Stanford law professor Michael McConnell, a former 10th Circuit judge, is not impressed by these objections. "Whether a former officer can be impeached is beside the point," he says. "Donald Trump was President of the United States at the time he was impeached by the House of Representatives. The impeachment was therefore unquestionably permissible." He notes that the Constitution says "the Senate shall have the sole Power to try all Impeachments." Since that clause "contains no reservation or limitation," McConnell argues, it is clear that the Senate has the authority to try Trump.

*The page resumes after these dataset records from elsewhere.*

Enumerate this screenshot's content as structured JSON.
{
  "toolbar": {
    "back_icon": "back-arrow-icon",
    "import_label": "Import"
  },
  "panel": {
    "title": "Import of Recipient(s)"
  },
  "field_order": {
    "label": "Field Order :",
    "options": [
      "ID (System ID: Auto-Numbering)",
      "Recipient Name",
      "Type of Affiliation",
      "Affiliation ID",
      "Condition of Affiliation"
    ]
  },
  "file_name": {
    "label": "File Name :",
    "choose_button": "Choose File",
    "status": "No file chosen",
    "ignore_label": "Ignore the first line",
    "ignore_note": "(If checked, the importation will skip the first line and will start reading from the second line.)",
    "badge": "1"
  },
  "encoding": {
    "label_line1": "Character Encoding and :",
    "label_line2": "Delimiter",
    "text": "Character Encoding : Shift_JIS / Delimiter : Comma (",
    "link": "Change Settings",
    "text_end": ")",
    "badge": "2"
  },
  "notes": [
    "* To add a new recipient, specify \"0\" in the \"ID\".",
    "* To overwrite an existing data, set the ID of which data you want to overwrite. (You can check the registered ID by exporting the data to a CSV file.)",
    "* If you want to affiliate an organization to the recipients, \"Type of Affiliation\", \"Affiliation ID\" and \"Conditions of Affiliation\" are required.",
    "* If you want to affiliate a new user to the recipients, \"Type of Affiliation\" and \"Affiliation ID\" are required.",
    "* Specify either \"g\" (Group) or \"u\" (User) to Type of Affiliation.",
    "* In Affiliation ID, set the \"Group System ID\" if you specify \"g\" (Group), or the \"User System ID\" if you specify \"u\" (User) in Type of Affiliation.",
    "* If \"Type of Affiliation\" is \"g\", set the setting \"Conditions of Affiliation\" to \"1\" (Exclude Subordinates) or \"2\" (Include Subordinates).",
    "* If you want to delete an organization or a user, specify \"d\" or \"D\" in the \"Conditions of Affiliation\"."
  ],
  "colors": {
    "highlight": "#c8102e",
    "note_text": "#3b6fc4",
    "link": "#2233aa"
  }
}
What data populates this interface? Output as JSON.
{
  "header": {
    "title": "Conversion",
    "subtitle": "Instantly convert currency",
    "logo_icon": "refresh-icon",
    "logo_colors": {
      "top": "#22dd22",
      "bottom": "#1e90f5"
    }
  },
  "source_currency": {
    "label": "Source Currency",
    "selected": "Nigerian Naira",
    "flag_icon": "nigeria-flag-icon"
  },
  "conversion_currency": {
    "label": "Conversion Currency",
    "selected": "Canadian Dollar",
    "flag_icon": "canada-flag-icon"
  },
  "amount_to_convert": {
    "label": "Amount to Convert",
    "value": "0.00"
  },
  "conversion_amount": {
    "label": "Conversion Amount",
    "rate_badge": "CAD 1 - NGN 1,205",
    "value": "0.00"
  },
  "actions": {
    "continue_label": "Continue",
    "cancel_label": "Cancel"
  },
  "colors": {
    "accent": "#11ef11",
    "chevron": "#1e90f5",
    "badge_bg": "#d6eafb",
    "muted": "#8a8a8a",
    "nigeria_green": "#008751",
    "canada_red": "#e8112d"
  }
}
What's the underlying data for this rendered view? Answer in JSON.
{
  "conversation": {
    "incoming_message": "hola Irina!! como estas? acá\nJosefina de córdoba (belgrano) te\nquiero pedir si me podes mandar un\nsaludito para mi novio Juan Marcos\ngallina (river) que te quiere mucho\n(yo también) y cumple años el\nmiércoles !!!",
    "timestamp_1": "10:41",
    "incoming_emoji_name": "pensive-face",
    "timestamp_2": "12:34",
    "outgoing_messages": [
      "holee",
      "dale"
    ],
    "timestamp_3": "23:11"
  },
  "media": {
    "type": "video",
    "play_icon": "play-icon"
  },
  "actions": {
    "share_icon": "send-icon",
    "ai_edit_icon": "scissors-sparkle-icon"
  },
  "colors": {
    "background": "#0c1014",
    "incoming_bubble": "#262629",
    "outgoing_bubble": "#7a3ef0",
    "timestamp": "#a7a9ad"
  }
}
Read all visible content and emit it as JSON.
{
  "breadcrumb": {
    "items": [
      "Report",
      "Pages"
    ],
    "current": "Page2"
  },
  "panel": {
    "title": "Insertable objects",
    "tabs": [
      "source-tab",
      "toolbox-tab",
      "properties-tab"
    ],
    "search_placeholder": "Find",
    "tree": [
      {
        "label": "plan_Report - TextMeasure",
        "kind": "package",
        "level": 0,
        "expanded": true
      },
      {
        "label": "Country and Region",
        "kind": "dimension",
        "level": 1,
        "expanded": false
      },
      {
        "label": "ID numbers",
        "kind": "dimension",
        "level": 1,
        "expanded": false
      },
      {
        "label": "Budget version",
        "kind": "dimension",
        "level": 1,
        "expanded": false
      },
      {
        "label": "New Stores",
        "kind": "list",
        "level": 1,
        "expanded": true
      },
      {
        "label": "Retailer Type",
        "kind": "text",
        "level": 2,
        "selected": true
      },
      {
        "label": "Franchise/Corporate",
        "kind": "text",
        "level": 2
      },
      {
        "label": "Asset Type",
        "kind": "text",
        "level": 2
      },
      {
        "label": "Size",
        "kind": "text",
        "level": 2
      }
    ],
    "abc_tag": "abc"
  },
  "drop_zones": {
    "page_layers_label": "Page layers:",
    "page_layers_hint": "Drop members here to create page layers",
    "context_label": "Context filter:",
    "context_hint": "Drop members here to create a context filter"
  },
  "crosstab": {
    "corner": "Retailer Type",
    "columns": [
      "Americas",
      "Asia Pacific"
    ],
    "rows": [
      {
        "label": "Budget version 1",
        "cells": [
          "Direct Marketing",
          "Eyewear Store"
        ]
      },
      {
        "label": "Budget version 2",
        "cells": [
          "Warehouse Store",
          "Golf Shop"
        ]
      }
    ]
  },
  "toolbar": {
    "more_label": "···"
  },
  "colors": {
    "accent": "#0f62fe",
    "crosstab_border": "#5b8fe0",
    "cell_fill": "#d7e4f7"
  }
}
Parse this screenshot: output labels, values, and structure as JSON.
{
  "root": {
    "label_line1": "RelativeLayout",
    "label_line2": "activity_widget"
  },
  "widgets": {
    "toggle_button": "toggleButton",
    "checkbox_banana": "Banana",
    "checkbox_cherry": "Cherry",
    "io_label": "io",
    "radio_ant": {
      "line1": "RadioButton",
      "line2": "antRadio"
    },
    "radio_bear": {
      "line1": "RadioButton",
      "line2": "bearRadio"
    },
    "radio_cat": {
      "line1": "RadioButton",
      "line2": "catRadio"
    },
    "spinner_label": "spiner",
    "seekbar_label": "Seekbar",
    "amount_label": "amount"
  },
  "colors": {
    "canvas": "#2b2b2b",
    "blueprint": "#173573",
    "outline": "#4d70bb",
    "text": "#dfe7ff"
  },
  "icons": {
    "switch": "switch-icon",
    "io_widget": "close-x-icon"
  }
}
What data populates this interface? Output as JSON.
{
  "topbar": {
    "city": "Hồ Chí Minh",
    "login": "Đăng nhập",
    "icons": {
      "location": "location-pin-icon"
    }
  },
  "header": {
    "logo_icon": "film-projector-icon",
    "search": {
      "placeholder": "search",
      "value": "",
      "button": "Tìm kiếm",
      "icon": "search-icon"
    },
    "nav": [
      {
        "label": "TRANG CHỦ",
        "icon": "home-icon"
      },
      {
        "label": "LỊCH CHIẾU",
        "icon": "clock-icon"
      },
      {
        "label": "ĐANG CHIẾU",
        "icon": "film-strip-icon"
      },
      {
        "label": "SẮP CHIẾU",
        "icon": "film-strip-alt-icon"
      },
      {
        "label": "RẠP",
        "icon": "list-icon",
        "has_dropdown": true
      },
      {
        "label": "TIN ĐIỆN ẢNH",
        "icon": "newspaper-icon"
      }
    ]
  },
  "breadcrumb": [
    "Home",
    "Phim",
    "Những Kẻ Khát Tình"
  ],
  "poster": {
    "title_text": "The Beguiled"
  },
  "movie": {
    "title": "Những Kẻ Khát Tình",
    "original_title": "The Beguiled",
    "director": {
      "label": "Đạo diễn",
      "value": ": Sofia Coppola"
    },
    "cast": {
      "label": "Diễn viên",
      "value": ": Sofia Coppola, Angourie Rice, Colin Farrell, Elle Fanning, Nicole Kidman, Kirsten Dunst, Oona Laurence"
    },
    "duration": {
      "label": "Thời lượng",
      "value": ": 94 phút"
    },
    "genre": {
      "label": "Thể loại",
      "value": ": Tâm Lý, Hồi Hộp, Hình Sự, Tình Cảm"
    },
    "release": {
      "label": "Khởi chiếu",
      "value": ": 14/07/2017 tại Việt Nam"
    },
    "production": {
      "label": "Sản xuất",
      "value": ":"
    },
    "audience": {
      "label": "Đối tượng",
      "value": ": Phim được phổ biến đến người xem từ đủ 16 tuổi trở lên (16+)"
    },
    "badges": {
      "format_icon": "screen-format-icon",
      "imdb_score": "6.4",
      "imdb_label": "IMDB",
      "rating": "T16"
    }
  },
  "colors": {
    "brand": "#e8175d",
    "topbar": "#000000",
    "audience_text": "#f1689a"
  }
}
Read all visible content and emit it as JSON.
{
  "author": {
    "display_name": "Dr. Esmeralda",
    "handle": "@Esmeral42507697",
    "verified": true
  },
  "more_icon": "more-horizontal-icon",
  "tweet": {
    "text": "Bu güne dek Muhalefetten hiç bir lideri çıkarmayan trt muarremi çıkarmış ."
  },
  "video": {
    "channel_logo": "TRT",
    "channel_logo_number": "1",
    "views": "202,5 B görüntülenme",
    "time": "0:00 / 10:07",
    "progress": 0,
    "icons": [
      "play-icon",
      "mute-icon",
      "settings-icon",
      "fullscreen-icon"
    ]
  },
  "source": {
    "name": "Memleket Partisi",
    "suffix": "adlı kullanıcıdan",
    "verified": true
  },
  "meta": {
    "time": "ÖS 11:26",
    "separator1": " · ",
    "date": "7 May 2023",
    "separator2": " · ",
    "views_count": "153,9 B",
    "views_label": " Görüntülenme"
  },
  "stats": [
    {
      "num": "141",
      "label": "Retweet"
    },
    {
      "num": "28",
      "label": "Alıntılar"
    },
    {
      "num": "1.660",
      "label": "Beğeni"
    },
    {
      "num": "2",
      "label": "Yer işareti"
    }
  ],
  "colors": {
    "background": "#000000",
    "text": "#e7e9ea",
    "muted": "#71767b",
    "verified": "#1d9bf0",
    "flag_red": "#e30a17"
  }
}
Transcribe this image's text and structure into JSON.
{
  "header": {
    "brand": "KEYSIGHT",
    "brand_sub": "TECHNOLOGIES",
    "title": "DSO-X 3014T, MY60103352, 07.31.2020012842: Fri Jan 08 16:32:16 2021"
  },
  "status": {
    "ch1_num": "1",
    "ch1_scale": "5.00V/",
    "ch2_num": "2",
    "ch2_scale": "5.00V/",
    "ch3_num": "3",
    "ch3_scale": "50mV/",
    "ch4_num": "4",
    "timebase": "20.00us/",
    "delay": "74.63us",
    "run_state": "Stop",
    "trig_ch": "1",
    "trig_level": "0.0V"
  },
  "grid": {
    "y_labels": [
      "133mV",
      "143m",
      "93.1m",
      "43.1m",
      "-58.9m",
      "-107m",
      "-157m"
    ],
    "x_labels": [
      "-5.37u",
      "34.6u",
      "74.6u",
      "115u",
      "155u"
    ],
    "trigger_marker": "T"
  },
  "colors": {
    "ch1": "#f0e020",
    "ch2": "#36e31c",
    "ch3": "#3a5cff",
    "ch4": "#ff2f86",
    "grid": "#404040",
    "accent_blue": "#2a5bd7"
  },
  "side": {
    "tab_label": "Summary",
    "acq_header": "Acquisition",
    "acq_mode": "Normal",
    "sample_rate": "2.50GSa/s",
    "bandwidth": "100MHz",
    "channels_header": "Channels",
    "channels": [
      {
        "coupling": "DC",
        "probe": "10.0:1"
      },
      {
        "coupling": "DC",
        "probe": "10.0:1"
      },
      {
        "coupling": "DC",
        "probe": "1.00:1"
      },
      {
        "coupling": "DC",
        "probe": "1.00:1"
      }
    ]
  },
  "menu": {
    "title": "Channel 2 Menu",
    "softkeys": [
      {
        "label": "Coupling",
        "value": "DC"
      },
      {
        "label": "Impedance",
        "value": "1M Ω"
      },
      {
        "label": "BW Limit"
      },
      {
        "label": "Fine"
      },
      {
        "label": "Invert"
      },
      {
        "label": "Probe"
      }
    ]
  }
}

Whatever you make of these arguments, it is not exactly clear what a Senate trial is meant to accomplish in this case. Trump's impeachment, which was backed by 10 Republicans in the House and gave him the dubious distinction of being the only president ever to be impeached twice, already has served as a strong rebuke that will always be a stain on his record. If a handful of Republicans in the Senate vote to convict him, that stain will be a bit darker. But given that 45 senators did not even want to hold a trial, it seems clear that Trump will not be convicted and therefore will not be disqualified from seeking the presidency again.
There was initially some hope that Trump's trial would catalyze a Republican repudiation of him, helping to free the GOP from his malign influence. But it now looks like all but a few Republican senators have decided that their careers still depend on kowtowing to Trump and his many ardent followers. Even Senate Minority Leader Mitch McConnell (R–Ky.), who just last week said Trump "provoked" the deadly attack on the Capitol with "lies," voted against taking up the article of impeachment. McConnell, who reportedly thinks his party's continued viability depends on distancing itself from Trump, apparently has concluded that will not happen anytime soon.
[The first reference to Blount's impeachment has been revised to reflect the fact that the Senate did not reach the merits of his case.]